The Wakatipu Giants (Southland) played Kia Toa (Otago) in a qualifying match with Kia Toa winning through to the main draw.

== Club competitions ==

=== Auckland ===

The Northcote Tigers won the Fox Memorial, defeating Mangere East 30–14. They were also minor premiers and won the Stormont Shield. The Roope Rooster was won by the Mangere East Hawks. City-Pt Chevalier won the Sharman Cup while Mt Wellington won the Phelan Shield.

Kelly Shelford of Glenora won the Rothville Trophy as player of the year while Jason Lowrie was the most improved forward and Phil Bancroft topped the points scoring charts. Tawera Nikau of Otahuhu won the Best and Fairest award.
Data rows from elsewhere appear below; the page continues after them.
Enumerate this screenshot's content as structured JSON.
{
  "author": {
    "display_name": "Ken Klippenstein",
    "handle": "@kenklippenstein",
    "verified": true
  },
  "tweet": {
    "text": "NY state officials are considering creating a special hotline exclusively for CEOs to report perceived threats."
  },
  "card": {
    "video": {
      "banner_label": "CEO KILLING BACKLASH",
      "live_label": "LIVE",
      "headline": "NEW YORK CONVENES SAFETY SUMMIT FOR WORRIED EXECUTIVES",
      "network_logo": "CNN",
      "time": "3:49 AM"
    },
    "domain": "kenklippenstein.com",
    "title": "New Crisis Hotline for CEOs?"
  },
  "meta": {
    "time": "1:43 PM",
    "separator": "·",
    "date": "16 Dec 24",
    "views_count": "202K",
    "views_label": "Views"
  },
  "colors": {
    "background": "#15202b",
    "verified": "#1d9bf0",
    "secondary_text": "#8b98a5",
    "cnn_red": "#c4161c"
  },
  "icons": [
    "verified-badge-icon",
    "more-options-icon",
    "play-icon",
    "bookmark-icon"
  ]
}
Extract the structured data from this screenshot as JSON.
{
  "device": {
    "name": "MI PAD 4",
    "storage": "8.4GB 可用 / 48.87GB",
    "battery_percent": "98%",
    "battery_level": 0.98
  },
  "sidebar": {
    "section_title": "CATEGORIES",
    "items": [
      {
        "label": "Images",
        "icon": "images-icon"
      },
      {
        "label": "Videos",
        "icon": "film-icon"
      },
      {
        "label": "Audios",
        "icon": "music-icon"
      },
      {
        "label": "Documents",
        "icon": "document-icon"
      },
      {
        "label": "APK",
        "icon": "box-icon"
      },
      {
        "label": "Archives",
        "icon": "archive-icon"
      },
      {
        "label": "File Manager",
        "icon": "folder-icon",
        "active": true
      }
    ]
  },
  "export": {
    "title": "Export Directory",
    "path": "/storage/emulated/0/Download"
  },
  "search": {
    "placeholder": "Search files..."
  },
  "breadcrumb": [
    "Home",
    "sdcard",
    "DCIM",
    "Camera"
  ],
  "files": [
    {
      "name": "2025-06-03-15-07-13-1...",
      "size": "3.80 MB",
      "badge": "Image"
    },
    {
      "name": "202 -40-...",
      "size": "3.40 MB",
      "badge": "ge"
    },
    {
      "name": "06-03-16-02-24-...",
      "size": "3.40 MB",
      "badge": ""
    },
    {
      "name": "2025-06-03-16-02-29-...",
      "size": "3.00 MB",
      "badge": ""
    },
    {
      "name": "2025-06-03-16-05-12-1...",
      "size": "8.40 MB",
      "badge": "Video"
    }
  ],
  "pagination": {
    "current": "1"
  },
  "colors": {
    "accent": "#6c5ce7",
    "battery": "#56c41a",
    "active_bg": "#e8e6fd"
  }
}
Mike McClennan coached the Northcote Tigers and made an immediate impression. The Tigers included Marty Crequer, captain Brian McClennan, Tony and Paddy Tuimavave, Jason Lowrie and Sean Hoppe. Tea Ropati and George Mann played for Mangere East while Duane Mann, Kelly Shelford, Dean Lonergan, Mike Patton and Phil Bancroft played for Glenora. Dave Watson played for Manukau and Mark Bournville played for Mt Albert while Tawera Nikau, Vaun O'Callaghan, Francis Leota and Dean Clark played for Otahuhu, who were coached by Joe Gwynne. Te Atatu included Iva Ropati, Peter Ropati, Sam Panapa, Mark Horo and Peter Brown and were coached by Ron O'Regan.

=== Wellington ===
The Wainuiomata Lions, who only won promotion in 1988, won the Wellington Rugby League championship, defeating Upper Hutt 20–15 in the final.

The Lions included all four Lomax brothers, John, David, Arnold and Tony. Morvin Edwards, Sonny Whakarau, Mark Woods, Mike Kuiti and David Ewe played for Upper Hutt while Barry Harvey, George Lajpold and Denvour Johnston played for Randwick. Yogi Rogers, James Leuluai and Charlie McAlister played for Petone.

=== Canterbury ===
The Addington Magpies won the Pat Smith Challenge Trophy, defeating Marist-Western 27–14. It was Marist-Western's sixth grand final loss since 1969.

Addington then defeated Cobden-Kohinoor 16–10 to retain the Thacker Shield for Canterbury.

Addington included Mike Dorreen while Hornby included Wayne Wallace, who had returned from Marist-Western, and Mark Nixon. Whetu Taewa played for Halswell.

=== Other competitions ===
The Takahiwai Warriors defeated the Moerewa Tigers 26–15 in the Northland Rugby League grand final. The Orowhana Dragons won the Far North title. Jason Mackie played for Takahiwai.

Turangawaewae defeated Ngaruawahia 18–11 to win the Waikato Rugby League grand final. Junior Kiwi Tukere Barlow played for the Hamilton City Tigers.
Ngongotaha defeated Pikiao, who included Gary Mercer, 18–14 in the Bay of Plenty Rugby League grand final. Pikiao however won the combined Bay of Plenty-Midlands competition, defeating Putatura 36–34 in that final.

Western Suburbs defeated the Waitara Bears 14–12 in the Taranaki Rugby League grand final to win the Adam Lile Shield. The Kaiti Devils defeated the Repongaere Eels 24–14 to win the Gisborne-East Coast Rugby League grand final. Flaxmere defeated Omahu 34–14 to win the Hawkes Bay Rugby League championship.

Cobden-Kohinoor defeated Waro-rakau in the West Coast Rugby League grand final 36–8. Marist were coached by Tony Coll and included Wayne Dwyer and Brent Stuart. Bernie Green was Runanga's player-coach.